2. My friends rock. Especially this one. He’s the kind of person who everyone would be honored to know.

Have a healthy day.

Draw a line on the floor of your mind. How do you shorten the line?

You don’t. You draw a second line. This one longer than the first.

I have a lot to learn from the concept of drawing another line. I’m a naturally aggressive, opinionated person. At least, that’s how aggressive and opinionated people say I am. Gentle, kind people say that I am gentle and kind. That gets me back to being hard with hard people and gentle with gentle people. Which gets me back to cutting lines. Putting the focus on everyone else rather than on myself.

I haven’t been focusing on me this week. I’ve lost myself in the commotion of everyday life. Being busy has my mind wandering. I’m excited for Hippie Boy to be here in a few weeks, I’m doing several projects for school and for work, and I’ve not been putting my energy into the things that make me who I want to be. I’ve been emphasizing what I don’t want rather than what I do. Let this be a reminder to me to curve that behavior now rather than later.

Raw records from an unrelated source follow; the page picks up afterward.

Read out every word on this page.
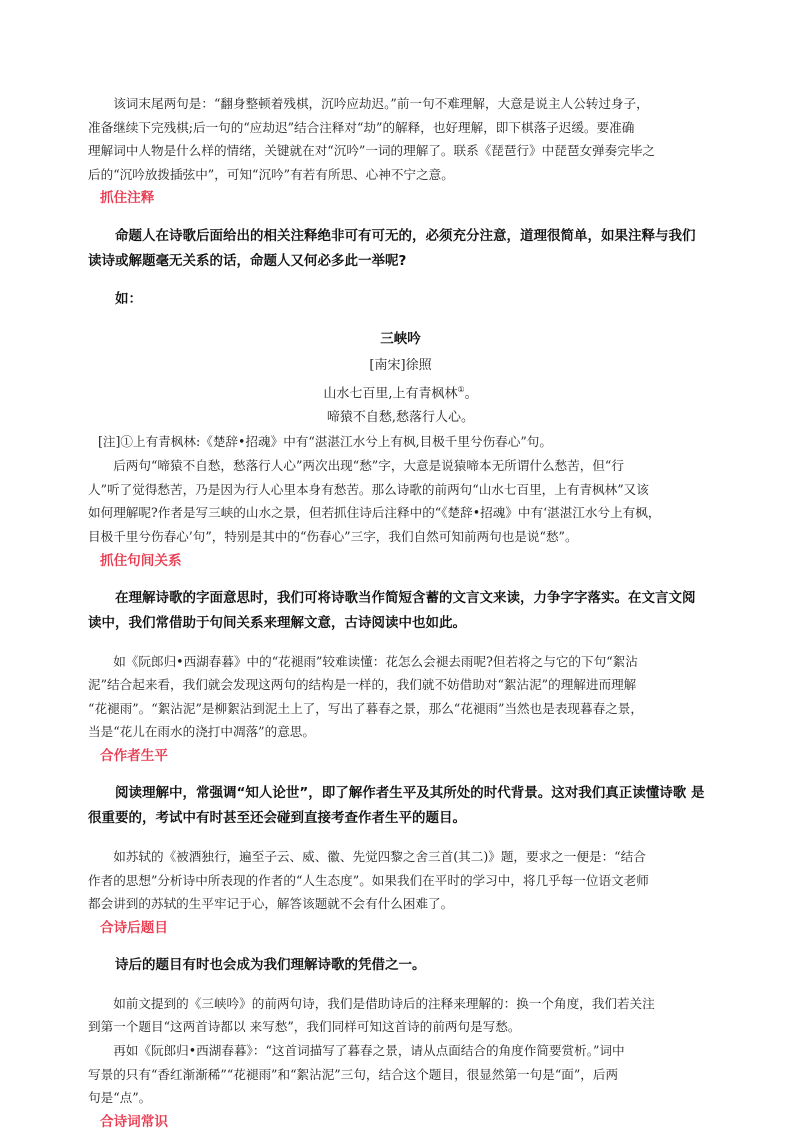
该词末尾两句是：“翻身整顿着残棋，沉吟应劫迟。”前一句不难理解，大意是说主人公转过身子，
准备继续下完残棋;后一句的“应劫迟”结合注释对“劫”的解释，也好理解，即下棋落子迟缓。要准确
理解词中人物是什么样的情绪，关键就在对“沉吟”一词的理解了。联系《琵琶行》中琵琶女弹奏完毕之
后的“沉吟放拨插弦中”，可知“沉吟”有若有所思、心神不宁之意。

抓住注释

命题人在诗歌后面给出的相关注释绝非可有可无的，必须充分注意，道理很简单，如果注释与我们 读诗或解题毫无关系的话，命题人又何必多此一举呢?

如：

三峡吟

[南宋]徐照

山水七百里,上有青枫林①。

啼猿不自愁,愁落行人心。

[注]①上有青枫林:《楚辞•招魂》中有“湛湛江水兮上有枫,目极千里兮伤春心”句。

后两句“啼猿不自愁，愁落行人心”两次出现“愁”字，大意是说猿啼本无所谓什么愁苦，但“行
人”听了觉得愁苦，乃是因为行人心里本身有愁苦。那么诗歌的前两句“山水七百里，上有青枫林”又该
如何理解呢?作者是写三峡的山水之景，但若抓住诗后注释中的“《楚辞•招魂》中有‘湛湛江水兮上有枫，
目极千里兮伤春心’句”，特别是其中的“伤春心”三字，我们自然可知前两句也是说“愁”。

抓住句间关系

在理解诗歌的字面意思时，我们可将诗歌当作简短含蓄的文言文来读，力争字字落实。在文言文阅 读中，我们常借助于句间关系来理解文意，古诗阅读中也如此。

如《阮郎归•西湖春暮》中的“花褪雨”较难读懂：花怎么会褪去雨呢?但若将之与它的下句“絮沾
泥”结合起来看，我们就会发现这两句的结构是一样的，我们就不妨借助对“絮沾泥”的理解进而理解
“花褪雨”。“絮沾泥”是柳絮沾到泥土上了，写出了暮春之景，那么“花褪雨”当然也是表现暮春之景，
当是“花儿在雨水的浇打中凋落”的意思。

合作者生平

阅读理解中，常强调“知人论世”，即了解作者生平及其所处的时代背景。这对我们真正读懂诗歌 是很重要的，考试中有时甚至还会碰到直接考查作者生平的题目。

如苏轼的《被酒独行，遍至子云、威、徽、先觉四黎之舍三首(其二)》题，要求之一便是：“结合
作者的思想”分析诗中所表现的作者的“人生态度”。如果我们在平时的学习中，将几乎每一位语文老师
都会讲到的苏轼的生平牢记于心，解答该题就不会有什么困难了。

合诗后题目

诗后的题目有时也会成为我们理解诗歌的凭借之一。

如前文提到的《三峡吟》的前两句诗，我们是借助诗后的注释来理解的：换一个角度，我们若关注
到第一个题目“这两首诗都以 来写愁”，我们同样可知这首诗的前两句是写愁。

再如《阮郎归•西湖春暮》：“这首词描写了暮春之景，请从点面结合的角度作简要赏析。”词中
写景的只有“香红渐渐稀”“花褪雨”和“絮沾泥”三句，结合这个题目，很显然第一句是“面”，后两
句是“点”。

合诗词常识
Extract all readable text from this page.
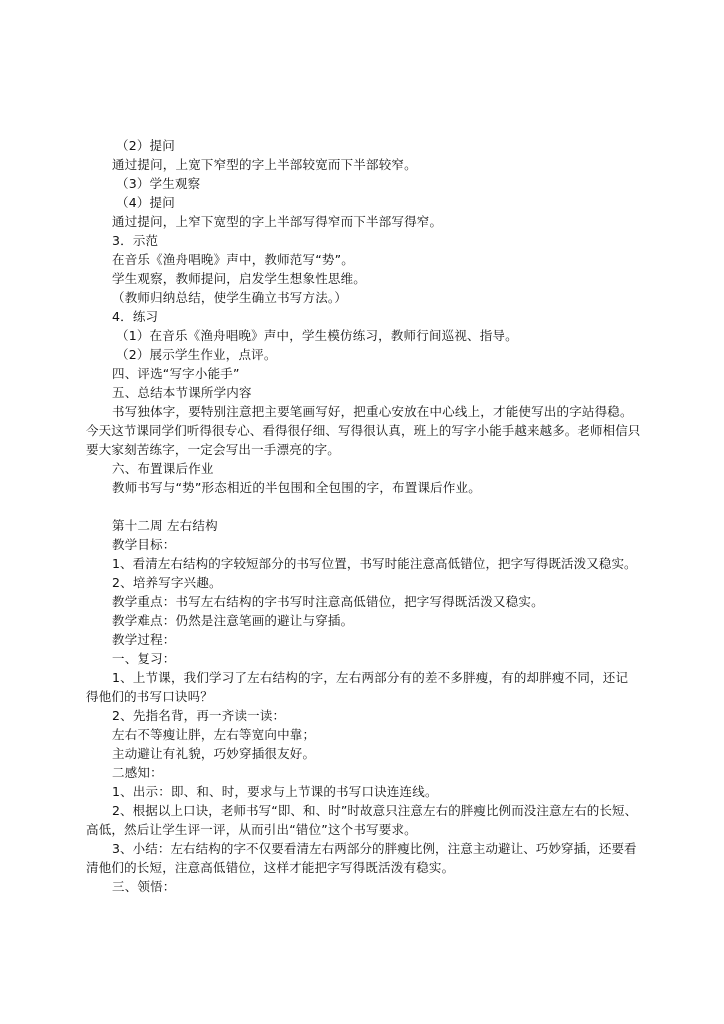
（2）提问
通过提问，上宽下窄型的字上半部较宽而下半部较窄。
（3）学生观察
（4）提问
通过提问，上窄下宽型的字上半部写得窄而下半部写得窄。
3．示范
在音乐《渔舟唱晚》声中，教师范写“势”。
学生观察，教师提问，启发学生想象性思维。
（教师归纳总结，使学生确立书写方法。）
4．练习
（1）在音乐《渔舟唱晚》声中，学生模仿练习，教师行间巡视、指导。
（2）展示学生作业，点评。
四、评选“写字小能手”
五、总结本节课所学内容
书写独体字，要特别注意把主要笔画写好，把重心安放在中心线上，才能使写出的字站得稳。
今天这节课同学们听得很专心、看得很仔细、写得很认真，班上的写字小能手越来越多。老师相信只
要大家刻苦练字，一定会写出一手漂亮的字。
六、布置课后作业
教师书写与“势”形态相近的半包围和全包围的字，布置课后作业。
第十二周 左右结构
教学目标：
1、看清左右结构的字较短部分的书写位置，书写时能注意高低错位，把字写得既活泼又稳实。
2、培养写字兴趣。
教学重点：书写左右结构的字书写时注意高低错位，把字写得既活泼又稳实。
教学难点：仍然是注意笔画的避让与穿插。
教学过程：
一、复习：
1、上节课，我们学习了左右结构的字，左右两部分有的差不多胖瘦，有的却胖瘦不同，还记
得他们的书写口诀吗？
2、先指名背，再一齐读一读：
左右不等瘦让胖，左右等宽向中靠；
主动避让有礼貌，巧妙穿插很友好。
二感知：
1、出示：即、和、时，要求与上节课的书写口诀连连线。
2、根据以上口诀，老师书写“即、和、时”时故意只注意左右的胖瘦比例而没注意左右的长短、
高低，然后让学生评一评，从而引出“错位”这个书写要求。
3、小结：左右结构的字不仅要看清左右两部分的胖瘦比例，注意主动避让、巧妙穿插，还要看
清他们的长短，注意高低错位，这样才能把字写得既活泼有稳实。
三、领悟：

I don’t want to cut the line. I want to draw a second line. A longer line. I want to be better instead of making someone else worse.

Maybe a new tattoo is in order? Or a new necklace? Two parallel bars of different lengths. A symbol of my practice.

It’s currently 2:30 in the morning. I’m going to eat at 5, run at 6, eat again at 7, and meditate until noon. Then I’ll have Russian at 2, Writing at 3:30, Hippie Boy at 5:30, and martial arts from 7 – 9:30. Today will be a long day of longer lines.